Ten rockers who found religion
We all dream of finding fame and fortune in our chosen fields, but when people actually do get rich and famous, they often discover that money can't buy happiness, or love, or whatever it is the Beatles were singing about. What's the answer, then? God? Meditation? E-meter auditing? When musicians get religion, they usually do it in a hilariously public way -- because if the adoration of millions of fans doesn't do the spiritual trick, then telling your millions of fans about your brand-new connection with the universe surely will.

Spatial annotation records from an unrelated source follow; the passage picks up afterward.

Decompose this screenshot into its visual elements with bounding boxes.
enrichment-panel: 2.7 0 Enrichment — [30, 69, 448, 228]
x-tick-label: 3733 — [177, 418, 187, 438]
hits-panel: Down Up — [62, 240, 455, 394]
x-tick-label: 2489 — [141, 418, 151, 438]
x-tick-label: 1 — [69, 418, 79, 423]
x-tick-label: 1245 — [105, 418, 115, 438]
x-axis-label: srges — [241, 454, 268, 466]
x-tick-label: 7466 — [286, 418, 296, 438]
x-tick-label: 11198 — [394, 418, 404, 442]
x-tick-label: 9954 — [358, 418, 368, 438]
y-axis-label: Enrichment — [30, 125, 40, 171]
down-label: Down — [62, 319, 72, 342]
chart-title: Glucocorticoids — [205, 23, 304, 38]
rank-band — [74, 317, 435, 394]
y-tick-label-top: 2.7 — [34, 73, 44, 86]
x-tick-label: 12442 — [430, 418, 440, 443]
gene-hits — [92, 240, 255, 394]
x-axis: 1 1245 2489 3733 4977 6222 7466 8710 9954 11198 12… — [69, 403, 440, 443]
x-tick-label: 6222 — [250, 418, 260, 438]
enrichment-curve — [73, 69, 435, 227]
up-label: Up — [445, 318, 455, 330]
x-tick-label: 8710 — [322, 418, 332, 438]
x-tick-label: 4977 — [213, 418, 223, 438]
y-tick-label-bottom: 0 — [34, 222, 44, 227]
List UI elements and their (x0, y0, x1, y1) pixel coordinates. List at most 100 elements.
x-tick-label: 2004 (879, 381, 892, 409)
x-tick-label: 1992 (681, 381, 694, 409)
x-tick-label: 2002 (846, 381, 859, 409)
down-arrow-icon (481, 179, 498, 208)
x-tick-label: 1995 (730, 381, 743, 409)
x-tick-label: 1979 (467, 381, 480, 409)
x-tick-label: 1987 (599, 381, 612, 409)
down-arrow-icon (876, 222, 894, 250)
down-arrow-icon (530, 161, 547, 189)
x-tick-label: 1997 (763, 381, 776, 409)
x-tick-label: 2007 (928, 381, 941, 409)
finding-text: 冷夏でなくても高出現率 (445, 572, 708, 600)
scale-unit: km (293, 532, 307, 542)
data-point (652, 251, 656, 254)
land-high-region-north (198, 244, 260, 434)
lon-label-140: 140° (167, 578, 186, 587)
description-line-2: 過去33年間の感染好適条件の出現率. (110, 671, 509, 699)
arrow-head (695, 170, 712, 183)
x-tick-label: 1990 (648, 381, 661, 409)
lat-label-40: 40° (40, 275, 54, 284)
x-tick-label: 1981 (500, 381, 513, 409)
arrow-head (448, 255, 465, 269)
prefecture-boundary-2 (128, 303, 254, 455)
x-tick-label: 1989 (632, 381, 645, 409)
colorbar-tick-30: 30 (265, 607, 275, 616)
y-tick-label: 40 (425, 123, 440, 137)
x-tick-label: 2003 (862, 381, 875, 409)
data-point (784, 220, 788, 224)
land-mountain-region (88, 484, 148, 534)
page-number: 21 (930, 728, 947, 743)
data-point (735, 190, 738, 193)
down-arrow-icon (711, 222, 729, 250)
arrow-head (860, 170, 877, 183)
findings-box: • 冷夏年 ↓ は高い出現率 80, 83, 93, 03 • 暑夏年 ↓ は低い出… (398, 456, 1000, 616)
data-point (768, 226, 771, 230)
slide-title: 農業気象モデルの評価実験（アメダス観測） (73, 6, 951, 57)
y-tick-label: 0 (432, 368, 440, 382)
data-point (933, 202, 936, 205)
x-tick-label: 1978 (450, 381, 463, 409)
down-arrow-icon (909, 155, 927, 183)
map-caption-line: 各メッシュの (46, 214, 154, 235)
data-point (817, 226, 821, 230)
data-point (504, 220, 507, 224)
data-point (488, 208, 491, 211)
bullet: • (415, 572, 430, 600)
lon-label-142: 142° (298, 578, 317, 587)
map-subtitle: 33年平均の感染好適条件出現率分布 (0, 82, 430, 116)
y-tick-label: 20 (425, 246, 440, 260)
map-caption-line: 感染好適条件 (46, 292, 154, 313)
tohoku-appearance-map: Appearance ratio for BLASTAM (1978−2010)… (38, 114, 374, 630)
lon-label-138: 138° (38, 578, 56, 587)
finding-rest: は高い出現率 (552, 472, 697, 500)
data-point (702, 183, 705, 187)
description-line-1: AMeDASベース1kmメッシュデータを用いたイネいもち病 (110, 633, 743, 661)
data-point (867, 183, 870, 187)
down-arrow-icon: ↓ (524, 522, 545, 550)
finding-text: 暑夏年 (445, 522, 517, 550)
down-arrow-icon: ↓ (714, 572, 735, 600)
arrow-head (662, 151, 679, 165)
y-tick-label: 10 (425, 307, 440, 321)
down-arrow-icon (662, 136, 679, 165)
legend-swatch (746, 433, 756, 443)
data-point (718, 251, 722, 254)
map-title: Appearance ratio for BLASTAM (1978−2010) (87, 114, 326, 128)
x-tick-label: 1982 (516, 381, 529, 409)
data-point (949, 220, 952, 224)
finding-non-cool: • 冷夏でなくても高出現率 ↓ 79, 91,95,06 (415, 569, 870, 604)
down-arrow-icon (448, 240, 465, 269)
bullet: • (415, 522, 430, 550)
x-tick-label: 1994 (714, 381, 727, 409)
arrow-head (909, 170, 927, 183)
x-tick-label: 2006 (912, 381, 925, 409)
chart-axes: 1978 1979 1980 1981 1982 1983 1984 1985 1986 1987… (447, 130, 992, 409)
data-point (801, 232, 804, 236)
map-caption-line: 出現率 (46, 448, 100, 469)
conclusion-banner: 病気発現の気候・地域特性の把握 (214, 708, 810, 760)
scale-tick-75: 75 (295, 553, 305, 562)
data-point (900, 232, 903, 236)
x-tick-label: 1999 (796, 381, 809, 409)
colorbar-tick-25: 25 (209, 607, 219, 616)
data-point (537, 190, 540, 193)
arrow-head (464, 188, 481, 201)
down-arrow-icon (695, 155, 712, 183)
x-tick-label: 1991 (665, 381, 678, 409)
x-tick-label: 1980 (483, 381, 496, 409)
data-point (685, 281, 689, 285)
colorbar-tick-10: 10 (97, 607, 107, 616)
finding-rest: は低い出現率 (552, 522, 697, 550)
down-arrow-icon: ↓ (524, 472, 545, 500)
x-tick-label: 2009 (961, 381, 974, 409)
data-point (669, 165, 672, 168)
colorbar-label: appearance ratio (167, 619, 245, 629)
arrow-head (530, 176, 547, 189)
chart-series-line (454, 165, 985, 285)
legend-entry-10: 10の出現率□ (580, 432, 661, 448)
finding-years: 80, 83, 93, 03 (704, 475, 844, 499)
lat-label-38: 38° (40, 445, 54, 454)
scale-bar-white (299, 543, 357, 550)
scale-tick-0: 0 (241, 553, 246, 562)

While not technically a religion unto itself, Kabbalah -- or Jewish mysticism -- is a unique and convoluted system of belief that requires decades of study to begin to penetrate. Madonna seemed surprised that she drew flak from the Jewish community for taking one of the world's most dense and esoteric disciplines and turning it into a T-shirt that read, Kabbalists Do It Better. Apparently, she thought that adopting the name Esther and donating millions of dollars to schools teaching Kabbalah would be all the Talmudic street-cred she would need. "It would be less controversial if I joined the Nazi Party," she told the New York Daily News. Would it, though, Madonna? Would it, really?
9. Dave Mustaine
Veteran of Metallica, Megadeth and countless hours of inebriation, Dave Mustaine decided to leave Alcoholics Anonymous to focus on Christianity. He subsequently refused to play with any band that showed Satanic leanings, preferring instead to learn the ways of peace and tolerance. In 1988, he welcomed gay fans into the fold with the observation that "it says in the Bible that men should not lay with men like they lay with women. I mean, I don't wanna fuck up and not go to heaven." More recently, he expressed skepticism over Barack Obama's U.S. citizenship and accused the President of having staged mass shootings across the country in order to promote an anti-gun agenda. Rock on, dude.